La compagnia di giro funzionava da magnete. Il fumettista Bonvi si divideva tra Vito e il Tinello sotto le Torri. Tra gli assidui si annotavano i nomi di parecchi giornalisti che avevano smarrito la via di casa. Furono però gli attori a fine spettacolo (il Teatro Dehon è a due passi da via Musolesi) e i musicanti di passaggio dopo un concerto ad alimentare il mito della trattoria. Le foto ritraggono Morandi, Paolo Conte, Roberto Vecchioni, Benigni, Ron, il Flaco Biondini, gli Stadio, Luca Carboni adolescente. Senza dimenticare gli avventizi: Gaber, Arnoldo Foà, Lucia Poli. Umberto Eco, Carlin Petrini di Slow Food, Guido De Maria autore televisivo di Gulp, Pupi Avati. E De André talmente ubriaco che una sera… ma certe cose vanno vissute, altrimenti se ne perde il gusto. Il gusto era mangiare in cucina con le cuoche orchestrate da Rosina, la moglie di Vito. Oppure vedere Dalla ballare un lento con Ida la sfoglina. O ancora assistere agli show di camerieri-cabarettisti, come Alberto che privilegiò un paio di avvenenti studentesse americane a scapito di due professoresse della Johns Hopkins University: aspettavano da un’ora d’essere servite mentre le ragazze arrivate dopo erano già al conto. Alle loro rimostranze, Alberto replicò allargando le braccia, in piedi alle spalle delle bellone, dicendo: “Volete mettere?”. E che meraviglia rievocare il divertimento delle notti estive in trasferta, quando il cenacolo – per le ferie della trattoria – si trasferiva in blocco a Silla da Moreno, oppure all’Hotel Paradiso di Castelfranco Emilia dove andava in scena la tradizionale Festa dei Patalucchi. Occorre spiegare che in dialetto bolognese il patalucco è un sempliciotto, ma tra gli amici di Vito stava per una persona tre volte buona. Con tanto affetto.
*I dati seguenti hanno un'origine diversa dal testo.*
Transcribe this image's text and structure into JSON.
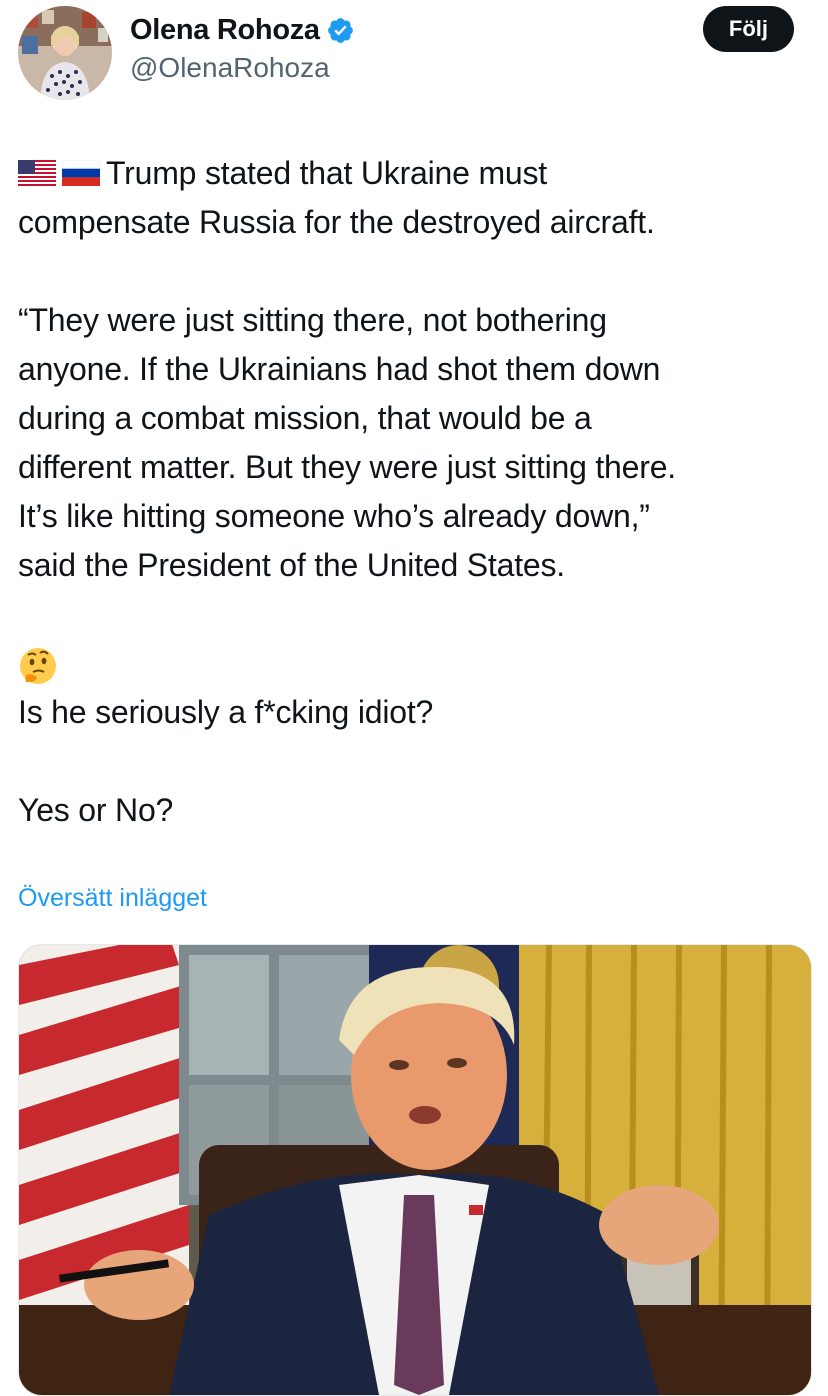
{
  "author": {
    "display_name": "Olena Rohoza",
    "handle": "@OlenaRohoza",
    "verified_icon": "verified-badge-icon",
    "verified_color": "#1d9bf0"
  },
  "follow_button": {
    "label": "Följ"
  },
  "tweet": {
    "flags": [
      "us-flag-icon",
      "russia-flag-icon"
    ],
    "line1": "Trump stated that Ukraine must",
    "line2": "compensate Russia for the destroyed aircraft.",
    "quote_lines": [
      "“They were just sitting there, not bothering",
      "anyone. If the Ukrainians had shot them down",
      "during a combat mission, that would be a",
      "different matter. But they were just sitting there.",
      "It’s like hitting someone who’s already down,”",
      "said the President of the United States."
    ],
    "emoji": "thinking-face-icon",
    "question": "Is he seriously a f*cking idiot?",
    "poll": "Yes or No?"
  },
  "translate_link": {
    "label": "Översätt inlägget",
    "color": "#1d9bf0"
  },
  "media": {
    "icon": "photo-of-man-in-office-icon"
  }
}
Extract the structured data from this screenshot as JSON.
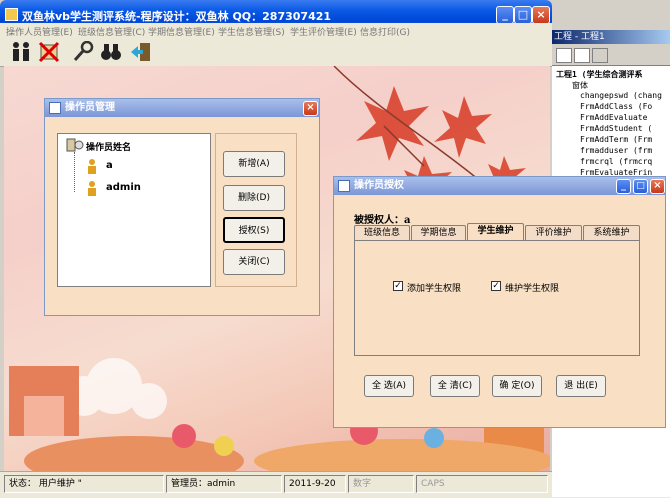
{
  "main": {
    "title": "双鱼林vb学生测评系统-程序设计：双鱼林  QQ：287307421",
    "menu": [
      "操作人员管理(E)",
      "班级信息管理(C)",
      "学期信息管理(E)",
      "学生信息管理(S)",
      "学生评价管理(E)",
      "信息打印(G)"
    ],
    "status": {
      "state": "状态：  用户维护 \"",
      "operator": "管理员：admin",
      "date": "2011-9-20",
      "num": "数字",
      "caps": "CAPS"
    }
  },
  "ide": {
    "title": "工程 - 工程1",
    "tree": [
      "工程1 (学生综合测评系",
      "窗体",
      "changepswd (chang",
      "FrmAddClass (Fo",
      "FrmAddEvaluate",
      "FrmAddStudent (",
      "FrmAddTerm (Frm",
      "frmadduser (frm",
      "frmcrql (frmcrq",
      "FrmEvaluateFrin"
    ]
  },
  "operator_dialog": {
    "title": "操作员管理",
    "root": "操作员姓名",
    "users": [
      "a",
      "admin"
    ],
    "buttons": [
      "新增(A)",
      "删除(D)",
      "授权(S)",
      "关闭(C)"
    ]
  },
  "auth_dialog": {
    "title": "操作员授权",
    "label": "被授权人：a",
    "tabs": [
      "班级信息",
      "学期信息",
      "学生维护",
      "评价维护",
      "系统维护"
    ],
    "selected_tab": 2,
    "checkboxes": [
      {
        "label": "添加学生权限",
        "checked": true
      },
      {
        "label": "维护学生权限",
        "checked": true
      }
    ],
    "buttons": [
      "全 选(A)",
      "全 清(C)",
      "确 定(O)",
      "退 出(E)"
    ]
  }
}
Che cosa è rimasto oggi? Vito non c’è più da un pezzo e l’anno scorso se n’è andato anche Paolo, suo figlio, un galantuomo gentile che salutava tutti come fossero suoi parenti. A portare avanti la tradizione di famiglia resta Alice, che ha ereditato il timone. Resta lo specchio pubblicitario Crema Millefiori Groppi a lato del bancone. Restano i tendoni di tela verde pesante marchio di fabbrica del locale. Restano gli studenti squattrinati, resta il pellegrinaggio dei curiosi, restano i tanti nostalgici incapaci di abbandonare il posto delle fragole. L’ultima parola spetta a Predieri: «Sembrava che tutto questo non dovesse mai finire, invece il tempo non perdona e anche sulla compagnia un bel giorno è calato il sipario, lasciando però un’unica certezza: dentro lo scrigno dei ricordi preziosi, nel cuore di tanti amici, la trattoria di Vito resterà sempre il posto dove siamo stati felici».